Is the following sum irrational?
$$S = \displaystyle \sum_{n \text{ squarefree}, n \geq 1} \frac{1}{n^3}$$
The sum clearly converges, so it is bounded above by $\zeta(3) = \displaystyle \sum_{n \geq 1} \frac{1}{n^3}$. In fact, since we have
$$\displaystyle \sum_{n \text{ squarefree}, n \geq 1} \frac{1}{n^3} = \prod_p \left(1 + \frac{1}{p^3}\right) = \sum_{n=1}^\infty \frac{\mu^2(n)}{n^3},$$
the sum is exactly equal to $\displaystyle \frac{\zeta(3)}{\zeta(6)}$.
Hence if $S$ is irrational, then it would show that $\zeta(3)$ is not a rational multiple of $\pi^6$. Since we know that $\zeta(3)$ is not rational given Apery's work, this is a slight strengthening of the result of Apery.
It seems that Apery's approach should still work for $S$, but I am not sure. Does anyone know the answer or the plausibility of Apery's approach working?

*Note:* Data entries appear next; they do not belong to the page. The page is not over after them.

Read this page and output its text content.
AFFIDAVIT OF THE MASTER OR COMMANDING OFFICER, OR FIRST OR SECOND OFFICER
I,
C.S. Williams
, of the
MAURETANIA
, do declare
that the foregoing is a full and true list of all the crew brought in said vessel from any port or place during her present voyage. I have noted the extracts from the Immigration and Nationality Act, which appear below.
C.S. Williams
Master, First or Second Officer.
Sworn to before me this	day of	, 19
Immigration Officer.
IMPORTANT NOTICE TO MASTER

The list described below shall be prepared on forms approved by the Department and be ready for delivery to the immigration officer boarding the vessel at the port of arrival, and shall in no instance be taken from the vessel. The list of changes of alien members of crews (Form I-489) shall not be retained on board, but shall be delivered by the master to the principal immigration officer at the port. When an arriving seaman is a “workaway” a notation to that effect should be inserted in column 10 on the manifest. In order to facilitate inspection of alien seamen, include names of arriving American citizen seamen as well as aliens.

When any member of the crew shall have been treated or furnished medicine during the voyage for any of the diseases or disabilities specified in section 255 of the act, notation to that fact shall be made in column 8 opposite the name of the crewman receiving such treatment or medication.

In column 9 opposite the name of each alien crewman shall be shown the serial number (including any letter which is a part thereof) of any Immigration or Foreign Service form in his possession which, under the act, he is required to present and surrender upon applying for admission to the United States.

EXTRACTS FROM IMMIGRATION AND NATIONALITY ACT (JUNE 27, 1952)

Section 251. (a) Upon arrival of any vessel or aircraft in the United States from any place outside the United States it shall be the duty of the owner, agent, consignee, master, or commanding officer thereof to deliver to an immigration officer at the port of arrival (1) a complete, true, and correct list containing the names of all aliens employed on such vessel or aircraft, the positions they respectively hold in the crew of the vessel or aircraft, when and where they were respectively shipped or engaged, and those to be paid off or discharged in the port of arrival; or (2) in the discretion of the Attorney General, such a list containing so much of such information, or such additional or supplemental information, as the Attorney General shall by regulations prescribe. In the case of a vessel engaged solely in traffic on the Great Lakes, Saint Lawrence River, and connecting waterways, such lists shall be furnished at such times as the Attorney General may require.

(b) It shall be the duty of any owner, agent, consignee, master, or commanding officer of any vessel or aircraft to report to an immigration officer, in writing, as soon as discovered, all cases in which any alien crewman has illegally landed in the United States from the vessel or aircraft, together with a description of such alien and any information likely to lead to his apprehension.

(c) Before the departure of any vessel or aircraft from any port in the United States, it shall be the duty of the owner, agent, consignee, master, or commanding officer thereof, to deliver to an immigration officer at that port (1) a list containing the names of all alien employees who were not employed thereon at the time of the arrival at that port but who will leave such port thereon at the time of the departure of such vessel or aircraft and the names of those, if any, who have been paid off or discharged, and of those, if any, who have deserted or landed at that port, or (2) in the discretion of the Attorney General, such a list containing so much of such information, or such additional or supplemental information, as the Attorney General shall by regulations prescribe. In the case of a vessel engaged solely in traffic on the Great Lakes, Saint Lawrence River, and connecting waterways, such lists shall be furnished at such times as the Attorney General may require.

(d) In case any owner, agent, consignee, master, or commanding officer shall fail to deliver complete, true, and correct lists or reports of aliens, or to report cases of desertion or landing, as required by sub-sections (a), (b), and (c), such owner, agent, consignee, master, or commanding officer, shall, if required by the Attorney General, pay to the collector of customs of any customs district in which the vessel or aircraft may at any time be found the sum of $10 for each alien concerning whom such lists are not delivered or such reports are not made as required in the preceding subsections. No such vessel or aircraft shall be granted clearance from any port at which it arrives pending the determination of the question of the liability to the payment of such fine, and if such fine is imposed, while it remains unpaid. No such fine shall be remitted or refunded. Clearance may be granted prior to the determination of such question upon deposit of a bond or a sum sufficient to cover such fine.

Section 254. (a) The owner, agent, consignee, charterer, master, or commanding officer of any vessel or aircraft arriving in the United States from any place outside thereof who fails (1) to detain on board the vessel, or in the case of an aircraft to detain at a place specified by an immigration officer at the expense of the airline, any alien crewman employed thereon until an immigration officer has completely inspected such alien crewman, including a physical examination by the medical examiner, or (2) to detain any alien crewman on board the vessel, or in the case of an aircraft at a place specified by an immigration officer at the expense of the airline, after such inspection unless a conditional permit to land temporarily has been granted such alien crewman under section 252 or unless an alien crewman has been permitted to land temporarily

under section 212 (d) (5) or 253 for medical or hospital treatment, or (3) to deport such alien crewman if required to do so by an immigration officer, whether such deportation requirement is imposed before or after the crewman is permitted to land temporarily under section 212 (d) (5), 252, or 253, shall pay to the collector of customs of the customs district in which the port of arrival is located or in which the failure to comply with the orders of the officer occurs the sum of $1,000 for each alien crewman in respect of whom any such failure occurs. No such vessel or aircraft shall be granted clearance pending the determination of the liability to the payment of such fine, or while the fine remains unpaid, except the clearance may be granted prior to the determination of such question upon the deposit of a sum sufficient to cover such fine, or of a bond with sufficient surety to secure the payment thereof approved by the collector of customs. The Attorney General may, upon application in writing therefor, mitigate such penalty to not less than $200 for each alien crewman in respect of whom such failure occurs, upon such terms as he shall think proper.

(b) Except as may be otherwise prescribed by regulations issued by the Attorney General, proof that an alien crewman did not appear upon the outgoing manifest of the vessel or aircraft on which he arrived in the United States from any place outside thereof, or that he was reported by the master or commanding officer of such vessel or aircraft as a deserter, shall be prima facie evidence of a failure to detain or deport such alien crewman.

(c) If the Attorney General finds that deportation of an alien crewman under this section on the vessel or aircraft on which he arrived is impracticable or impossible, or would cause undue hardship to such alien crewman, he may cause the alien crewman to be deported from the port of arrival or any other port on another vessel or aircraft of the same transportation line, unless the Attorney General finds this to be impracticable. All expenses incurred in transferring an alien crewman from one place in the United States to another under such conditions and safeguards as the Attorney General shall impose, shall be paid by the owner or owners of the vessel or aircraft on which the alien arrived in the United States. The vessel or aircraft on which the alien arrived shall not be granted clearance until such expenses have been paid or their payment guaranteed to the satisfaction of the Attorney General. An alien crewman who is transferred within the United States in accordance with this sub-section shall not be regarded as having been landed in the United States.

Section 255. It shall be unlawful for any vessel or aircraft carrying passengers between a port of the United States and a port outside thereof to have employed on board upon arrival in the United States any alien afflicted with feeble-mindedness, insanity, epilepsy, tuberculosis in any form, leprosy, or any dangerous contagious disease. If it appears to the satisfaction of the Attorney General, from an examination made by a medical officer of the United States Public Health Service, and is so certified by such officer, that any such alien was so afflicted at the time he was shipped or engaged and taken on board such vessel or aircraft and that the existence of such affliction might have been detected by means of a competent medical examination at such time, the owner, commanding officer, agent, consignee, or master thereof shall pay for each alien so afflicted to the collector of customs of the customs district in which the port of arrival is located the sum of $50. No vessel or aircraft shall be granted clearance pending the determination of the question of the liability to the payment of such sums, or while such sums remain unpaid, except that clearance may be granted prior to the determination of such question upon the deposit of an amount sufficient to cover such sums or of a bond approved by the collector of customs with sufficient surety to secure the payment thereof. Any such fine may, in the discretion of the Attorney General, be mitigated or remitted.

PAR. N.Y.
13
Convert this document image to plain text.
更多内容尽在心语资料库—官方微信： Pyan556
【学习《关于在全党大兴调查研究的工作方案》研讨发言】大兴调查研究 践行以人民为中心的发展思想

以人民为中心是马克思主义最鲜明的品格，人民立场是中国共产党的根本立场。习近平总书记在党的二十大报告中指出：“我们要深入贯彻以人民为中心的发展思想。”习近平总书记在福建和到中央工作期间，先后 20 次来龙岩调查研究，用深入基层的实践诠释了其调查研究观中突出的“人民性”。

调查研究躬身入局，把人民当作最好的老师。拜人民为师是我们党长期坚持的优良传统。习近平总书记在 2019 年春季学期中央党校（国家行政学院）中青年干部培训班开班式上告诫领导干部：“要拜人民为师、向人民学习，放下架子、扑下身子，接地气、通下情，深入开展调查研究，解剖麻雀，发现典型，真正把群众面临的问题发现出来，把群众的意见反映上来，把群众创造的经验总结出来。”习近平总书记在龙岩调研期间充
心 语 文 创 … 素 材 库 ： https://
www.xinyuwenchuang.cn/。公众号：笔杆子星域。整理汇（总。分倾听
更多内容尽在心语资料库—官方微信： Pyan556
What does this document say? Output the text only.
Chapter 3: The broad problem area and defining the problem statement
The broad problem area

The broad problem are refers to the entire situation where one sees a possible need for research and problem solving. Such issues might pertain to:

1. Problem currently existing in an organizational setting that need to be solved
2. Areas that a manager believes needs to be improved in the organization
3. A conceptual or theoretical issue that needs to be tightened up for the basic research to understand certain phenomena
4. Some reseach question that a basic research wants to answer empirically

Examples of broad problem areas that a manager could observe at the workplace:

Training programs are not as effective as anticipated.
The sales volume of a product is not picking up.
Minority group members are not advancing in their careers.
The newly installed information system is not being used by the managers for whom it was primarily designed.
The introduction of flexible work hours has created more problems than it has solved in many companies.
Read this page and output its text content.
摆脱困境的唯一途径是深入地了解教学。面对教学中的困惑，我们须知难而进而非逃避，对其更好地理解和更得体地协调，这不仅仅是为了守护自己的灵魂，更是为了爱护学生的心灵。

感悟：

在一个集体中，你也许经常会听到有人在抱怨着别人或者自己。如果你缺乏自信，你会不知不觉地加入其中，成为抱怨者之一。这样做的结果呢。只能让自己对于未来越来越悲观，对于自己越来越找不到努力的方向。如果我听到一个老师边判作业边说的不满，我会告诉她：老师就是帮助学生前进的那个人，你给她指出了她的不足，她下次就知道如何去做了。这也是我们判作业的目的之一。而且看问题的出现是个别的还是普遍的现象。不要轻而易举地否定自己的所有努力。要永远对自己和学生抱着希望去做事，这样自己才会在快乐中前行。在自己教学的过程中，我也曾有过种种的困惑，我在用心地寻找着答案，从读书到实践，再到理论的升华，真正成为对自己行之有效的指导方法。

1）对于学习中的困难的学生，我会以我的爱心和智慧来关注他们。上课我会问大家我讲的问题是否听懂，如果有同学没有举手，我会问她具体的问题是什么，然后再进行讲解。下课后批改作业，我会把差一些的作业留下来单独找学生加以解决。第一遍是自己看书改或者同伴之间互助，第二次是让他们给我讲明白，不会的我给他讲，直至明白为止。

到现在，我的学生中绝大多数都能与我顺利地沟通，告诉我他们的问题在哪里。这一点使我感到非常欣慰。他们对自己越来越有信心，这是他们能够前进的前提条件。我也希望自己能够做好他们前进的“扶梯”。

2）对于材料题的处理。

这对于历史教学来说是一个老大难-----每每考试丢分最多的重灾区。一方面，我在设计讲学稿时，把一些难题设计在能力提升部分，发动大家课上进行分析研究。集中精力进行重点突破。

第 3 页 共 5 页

Edit: one notes that if we are to sum over the reciprocals of POWERFUL numbers, i.e. those numbers $n$ such that for all primes $p$ dividing $n$, there exists an integer $k > 1$ such that $p^k || n$. In particular all powerful numbers $n$ have a unique representation as $n = a^2 b^3$, where $b$ is squarefree. Hence we have
$$\displaystyle T = \sum_{n \text{ powerful}} \frac{1}{n} = \left(\sum_{a=1}^\infty \frac{1}{a^2} \right)\left(\sum_{b \text{ squarefree}, b \geq 1} \frac{1}{b^3}\right) = \frac{\zeta(2)\zeta(3)}{\zeta(6)}.$$
It would be interesting to see if Apery's methods work for the sum of the reciprocals of powerful numbers as well.
Best Answer
Unfortunately (or not), this is still an open problem. Actually, problems involving product of $\pi$ by irrational numbers seem to be out of reach. A typical one is due to Nesterenko involving algebraic independence of $\pi$ and $e^{\pi}$. In this case, Apery or Beukers methods do not work (at least in my mind).